While you're in the neighborhood, I suggest paying a visit to two other local businesses, Falafel King (a restaurant serving Mediterranean and Middle Eastern goodies like souvlaki, gyros, and of course, falafel) and Bill's Imported Foods. I'm a foreign-junk-food aficionado, so it's a great place to replenish my supply of "I'm not sure what this is, but it has a picture of a strawberry on it" tea biscuits. Unlike more upscale/yuppie imported food stores like World Market (don't get me wrong, I love going there, too, it's just so @$%#ing expensive), Bill's has a "this is what we got, take it or leave it" feeling to it. The store is clean, and the merchandise is organized by category, but if you're not interested in deciphering labels or doing outside research, you probably won't know what a lot of the stuff is. Bills caters more to people from The Old Country looking for familiar things from home, and adventurous bargain hunters, than to people expecting the consistency and convenience of big box chain groceries. Bill's also sells stuff from countries that are less marketable here in the Midwest. Most grocery stores here that sell imported stuff focus on Western Europe, China, Japan, and Mexico. Bill's has stuff from Eastern Europe, the Middle East, and more obscure Asian and South American countries. They also sell baked goodies from Falafel King. So, if you're looking for Serbian Jaffa Cakes, cardamom-flavored Sri Lankan tea, or 15 different brands (not exaggerating!) of Petit Beurre tea biscuits, Bill's is worth a stop.

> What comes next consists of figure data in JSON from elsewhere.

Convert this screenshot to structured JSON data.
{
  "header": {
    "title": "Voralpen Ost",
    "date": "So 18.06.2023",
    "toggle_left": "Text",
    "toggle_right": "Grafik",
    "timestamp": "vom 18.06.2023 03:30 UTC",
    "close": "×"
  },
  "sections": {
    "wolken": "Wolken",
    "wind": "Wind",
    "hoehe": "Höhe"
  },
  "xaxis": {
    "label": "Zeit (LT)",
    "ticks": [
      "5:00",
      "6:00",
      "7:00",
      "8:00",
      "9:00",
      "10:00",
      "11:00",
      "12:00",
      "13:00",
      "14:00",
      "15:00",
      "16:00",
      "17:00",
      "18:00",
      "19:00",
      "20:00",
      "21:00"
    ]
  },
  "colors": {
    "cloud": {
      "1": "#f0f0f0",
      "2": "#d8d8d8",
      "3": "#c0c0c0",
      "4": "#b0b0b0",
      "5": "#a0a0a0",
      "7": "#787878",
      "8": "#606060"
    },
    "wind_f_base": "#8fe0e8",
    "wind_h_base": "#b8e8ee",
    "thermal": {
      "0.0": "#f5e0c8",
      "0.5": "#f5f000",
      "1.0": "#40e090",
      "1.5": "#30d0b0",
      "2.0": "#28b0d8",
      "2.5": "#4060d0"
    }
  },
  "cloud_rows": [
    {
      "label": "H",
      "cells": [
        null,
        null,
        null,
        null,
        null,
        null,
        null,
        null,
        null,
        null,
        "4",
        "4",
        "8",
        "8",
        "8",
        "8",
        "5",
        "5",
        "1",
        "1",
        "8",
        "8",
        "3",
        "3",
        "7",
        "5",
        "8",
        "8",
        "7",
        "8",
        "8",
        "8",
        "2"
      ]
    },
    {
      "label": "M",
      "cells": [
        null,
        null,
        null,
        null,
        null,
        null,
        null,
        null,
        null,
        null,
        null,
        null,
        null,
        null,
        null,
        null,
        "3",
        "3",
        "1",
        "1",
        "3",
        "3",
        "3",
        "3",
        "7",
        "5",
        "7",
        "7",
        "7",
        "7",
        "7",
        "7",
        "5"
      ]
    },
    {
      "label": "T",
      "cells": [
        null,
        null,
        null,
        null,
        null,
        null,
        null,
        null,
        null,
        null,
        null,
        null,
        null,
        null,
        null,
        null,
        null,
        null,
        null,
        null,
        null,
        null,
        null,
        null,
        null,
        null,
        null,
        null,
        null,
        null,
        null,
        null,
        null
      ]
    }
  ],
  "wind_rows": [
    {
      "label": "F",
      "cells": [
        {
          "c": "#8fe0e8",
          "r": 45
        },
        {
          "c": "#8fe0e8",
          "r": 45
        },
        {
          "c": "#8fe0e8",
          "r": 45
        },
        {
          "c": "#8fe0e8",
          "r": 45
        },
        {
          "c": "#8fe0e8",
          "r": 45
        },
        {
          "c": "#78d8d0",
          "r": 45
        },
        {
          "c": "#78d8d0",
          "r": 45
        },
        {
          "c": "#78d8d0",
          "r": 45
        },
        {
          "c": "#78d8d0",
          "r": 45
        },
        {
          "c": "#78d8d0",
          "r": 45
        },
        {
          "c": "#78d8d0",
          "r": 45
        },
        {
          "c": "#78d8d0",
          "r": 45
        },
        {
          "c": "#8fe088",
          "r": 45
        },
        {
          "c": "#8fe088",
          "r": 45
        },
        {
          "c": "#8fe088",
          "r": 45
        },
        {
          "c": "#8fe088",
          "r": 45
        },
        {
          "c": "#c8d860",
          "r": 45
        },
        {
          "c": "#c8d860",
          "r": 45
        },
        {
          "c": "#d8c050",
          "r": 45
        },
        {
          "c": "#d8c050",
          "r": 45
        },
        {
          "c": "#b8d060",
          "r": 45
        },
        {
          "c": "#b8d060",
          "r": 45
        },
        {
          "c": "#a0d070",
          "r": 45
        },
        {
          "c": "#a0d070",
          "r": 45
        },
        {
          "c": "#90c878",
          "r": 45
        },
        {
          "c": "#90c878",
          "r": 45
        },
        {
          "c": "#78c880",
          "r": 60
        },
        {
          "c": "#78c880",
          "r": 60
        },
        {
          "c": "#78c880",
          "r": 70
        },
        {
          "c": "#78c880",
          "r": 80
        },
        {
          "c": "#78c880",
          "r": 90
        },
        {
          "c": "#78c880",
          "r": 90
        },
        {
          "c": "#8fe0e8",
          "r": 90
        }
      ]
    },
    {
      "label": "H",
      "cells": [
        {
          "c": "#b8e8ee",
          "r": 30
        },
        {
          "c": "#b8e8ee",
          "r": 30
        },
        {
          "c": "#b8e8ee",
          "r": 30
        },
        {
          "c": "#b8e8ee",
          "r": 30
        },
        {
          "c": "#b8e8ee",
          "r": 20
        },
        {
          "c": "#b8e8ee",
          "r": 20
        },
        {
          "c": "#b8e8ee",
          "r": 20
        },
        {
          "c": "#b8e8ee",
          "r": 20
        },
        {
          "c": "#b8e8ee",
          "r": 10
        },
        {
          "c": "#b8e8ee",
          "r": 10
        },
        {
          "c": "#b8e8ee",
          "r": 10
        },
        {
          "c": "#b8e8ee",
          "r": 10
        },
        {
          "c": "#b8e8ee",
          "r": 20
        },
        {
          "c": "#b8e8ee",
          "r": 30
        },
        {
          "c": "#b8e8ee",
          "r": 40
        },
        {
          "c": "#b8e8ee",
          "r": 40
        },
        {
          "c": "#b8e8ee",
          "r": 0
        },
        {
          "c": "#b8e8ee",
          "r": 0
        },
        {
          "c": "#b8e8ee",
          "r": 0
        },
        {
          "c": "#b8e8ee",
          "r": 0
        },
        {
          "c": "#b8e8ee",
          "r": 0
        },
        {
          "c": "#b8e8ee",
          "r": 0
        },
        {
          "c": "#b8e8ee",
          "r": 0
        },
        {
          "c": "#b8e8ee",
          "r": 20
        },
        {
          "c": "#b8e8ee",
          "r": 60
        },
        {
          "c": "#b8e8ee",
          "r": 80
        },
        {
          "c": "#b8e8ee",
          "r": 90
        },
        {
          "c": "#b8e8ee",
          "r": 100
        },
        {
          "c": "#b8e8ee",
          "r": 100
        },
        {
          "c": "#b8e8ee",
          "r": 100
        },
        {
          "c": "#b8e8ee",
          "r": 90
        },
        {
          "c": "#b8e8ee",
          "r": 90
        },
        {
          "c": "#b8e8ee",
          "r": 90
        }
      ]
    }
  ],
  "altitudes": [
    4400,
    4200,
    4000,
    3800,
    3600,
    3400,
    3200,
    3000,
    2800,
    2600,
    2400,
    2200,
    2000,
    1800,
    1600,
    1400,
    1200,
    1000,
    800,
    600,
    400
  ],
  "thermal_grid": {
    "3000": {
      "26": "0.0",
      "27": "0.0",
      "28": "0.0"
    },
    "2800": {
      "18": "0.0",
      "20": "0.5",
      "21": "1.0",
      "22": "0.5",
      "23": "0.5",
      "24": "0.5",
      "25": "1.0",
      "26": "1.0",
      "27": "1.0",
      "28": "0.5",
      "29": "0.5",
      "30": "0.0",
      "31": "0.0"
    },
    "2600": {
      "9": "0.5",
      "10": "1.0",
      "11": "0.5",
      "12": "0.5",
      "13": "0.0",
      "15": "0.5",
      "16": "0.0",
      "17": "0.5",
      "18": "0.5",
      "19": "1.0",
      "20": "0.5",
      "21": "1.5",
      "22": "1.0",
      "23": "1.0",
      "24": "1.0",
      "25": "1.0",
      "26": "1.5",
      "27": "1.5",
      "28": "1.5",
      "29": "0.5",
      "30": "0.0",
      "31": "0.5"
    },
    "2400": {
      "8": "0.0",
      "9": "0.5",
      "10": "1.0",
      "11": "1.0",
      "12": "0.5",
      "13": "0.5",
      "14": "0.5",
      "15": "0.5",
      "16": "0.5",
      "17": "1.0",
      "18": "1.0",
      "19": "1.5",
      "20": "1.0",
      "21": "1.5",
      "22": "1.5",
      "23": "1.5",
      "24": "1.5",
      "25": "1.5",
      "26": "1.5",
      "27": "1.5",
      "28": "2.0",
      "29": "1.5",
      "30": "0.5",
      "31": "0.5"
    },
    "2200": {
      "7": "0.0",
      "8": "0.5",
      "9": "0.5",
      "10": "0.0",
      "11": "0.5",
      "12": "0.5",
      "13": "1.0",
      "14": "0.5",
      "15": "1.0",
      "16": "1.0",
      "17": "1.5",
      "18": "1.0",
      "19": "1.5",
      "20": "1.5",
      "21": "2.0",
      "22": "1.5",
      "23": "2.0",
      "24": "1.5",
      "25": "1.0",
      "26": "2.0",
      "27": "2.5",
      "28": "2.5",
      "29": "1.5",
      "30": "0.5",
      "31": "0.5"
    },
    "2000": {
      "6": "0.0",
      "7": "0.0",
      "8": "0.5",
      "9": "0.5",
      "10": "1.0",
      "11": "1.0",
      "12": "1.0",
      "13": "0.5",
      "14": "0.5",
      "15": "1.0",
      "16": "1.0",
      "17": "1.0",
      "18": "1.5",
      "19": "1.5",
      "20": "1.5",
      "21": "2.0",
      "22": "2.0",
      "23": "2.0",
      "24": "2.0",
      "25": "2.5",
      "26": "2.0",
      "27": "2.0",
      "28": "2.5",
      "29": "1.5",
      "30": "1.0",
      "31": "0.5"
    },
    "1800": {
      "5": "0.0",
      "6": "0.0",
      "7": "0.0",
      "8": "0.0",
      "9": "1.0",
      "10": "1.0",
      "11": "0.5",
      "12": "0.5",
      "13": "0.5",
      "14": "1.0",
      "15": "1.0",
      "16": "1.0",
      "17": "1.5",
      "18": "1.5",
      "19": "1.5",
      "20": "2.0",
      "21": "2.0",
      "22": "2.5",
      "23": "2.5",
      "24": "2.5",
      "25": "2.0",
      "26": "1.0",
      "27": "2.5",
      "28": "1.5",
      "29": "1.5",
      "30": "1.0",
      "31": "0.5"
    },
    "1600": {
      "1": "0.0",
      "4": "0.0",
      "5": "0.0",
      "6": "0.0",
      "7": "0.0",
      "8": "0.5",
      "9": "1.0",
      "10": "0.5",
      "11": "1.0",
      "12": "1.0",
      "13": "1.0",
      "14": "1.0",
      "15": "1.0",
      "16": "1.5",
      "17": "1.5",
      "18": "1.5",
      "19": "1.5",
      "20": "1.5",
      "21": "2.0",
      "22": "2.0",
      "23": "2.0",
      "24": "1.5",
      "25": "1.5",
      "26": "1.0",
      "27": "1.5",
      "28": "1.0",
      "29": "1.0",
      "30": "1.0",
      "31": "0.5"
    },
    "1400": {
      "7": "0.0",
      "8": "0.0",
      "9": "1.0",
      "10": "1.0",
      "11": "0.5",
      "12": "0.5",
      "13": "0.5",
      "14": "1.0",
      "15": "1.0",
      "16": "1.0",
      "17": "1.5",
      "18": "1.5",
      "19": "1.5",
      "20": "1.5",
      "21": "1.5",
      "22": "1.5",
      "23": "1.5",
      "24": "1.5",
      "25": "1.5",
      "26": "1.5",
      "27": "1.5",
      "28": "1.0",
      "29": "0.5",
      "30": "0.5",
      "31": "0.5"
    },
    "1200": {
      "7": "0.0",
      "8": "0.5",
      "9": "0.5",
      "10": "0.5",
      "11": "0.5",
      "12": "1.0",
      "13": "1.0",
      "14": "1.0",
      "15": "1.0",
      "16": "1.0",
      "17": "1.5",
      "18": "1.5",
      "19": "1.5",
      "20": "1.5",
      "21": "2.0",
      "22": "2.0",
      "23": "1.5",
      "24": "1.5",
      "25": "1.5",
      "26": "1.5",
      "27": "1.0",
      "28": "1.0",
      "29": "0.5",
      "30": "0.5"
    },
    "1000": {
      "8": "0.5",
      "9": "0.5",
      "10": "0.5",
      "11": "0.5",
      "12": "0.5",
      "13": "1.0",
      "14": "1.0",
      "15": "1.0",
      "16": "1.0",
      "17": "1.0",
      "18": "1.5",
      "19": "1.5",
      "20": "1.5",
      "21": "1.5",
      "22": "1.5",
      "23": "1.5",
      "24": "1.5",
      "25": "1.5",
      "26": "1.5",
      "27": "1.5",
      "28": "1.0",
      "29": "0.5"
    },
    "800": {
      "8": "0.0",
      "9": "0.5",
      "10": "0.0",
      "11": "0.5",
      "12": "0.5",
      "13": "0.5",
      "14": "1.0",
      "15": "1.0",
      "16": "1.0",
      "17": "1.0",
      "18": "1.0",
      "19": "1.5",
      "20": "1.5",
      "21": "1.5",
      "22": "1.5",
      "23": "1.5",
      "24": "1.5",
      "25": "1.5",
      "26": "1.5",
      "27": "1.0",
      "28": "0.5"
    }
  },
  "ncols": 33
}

Falafel King (since their website is inaccessible and rather inexplicably doesn't give the store location or phone number):
701 W Lake St
Minneapolis, MN 55408-3085
Phone: (612) 824-7887
Last stop is nearby in the Midtown neighborhood, Uncle Hugo's , and its sister (brother?) store Uncle Edgar's. Uncle Hugo's focuses most on used science fiction, fantasy, and horror books, with shelves crammed nearly floor-to-ceiling and some books in cardboard totes on the floor (I don't advise trying to get a wheelchair through this store, it's bad enough with low vision and a cane). They do have sections of new books, genre magazines, and collectible card game booster packs up front. Suggested reading lists for various sub-genres are helpfully tacked up on the ends of the bookcases.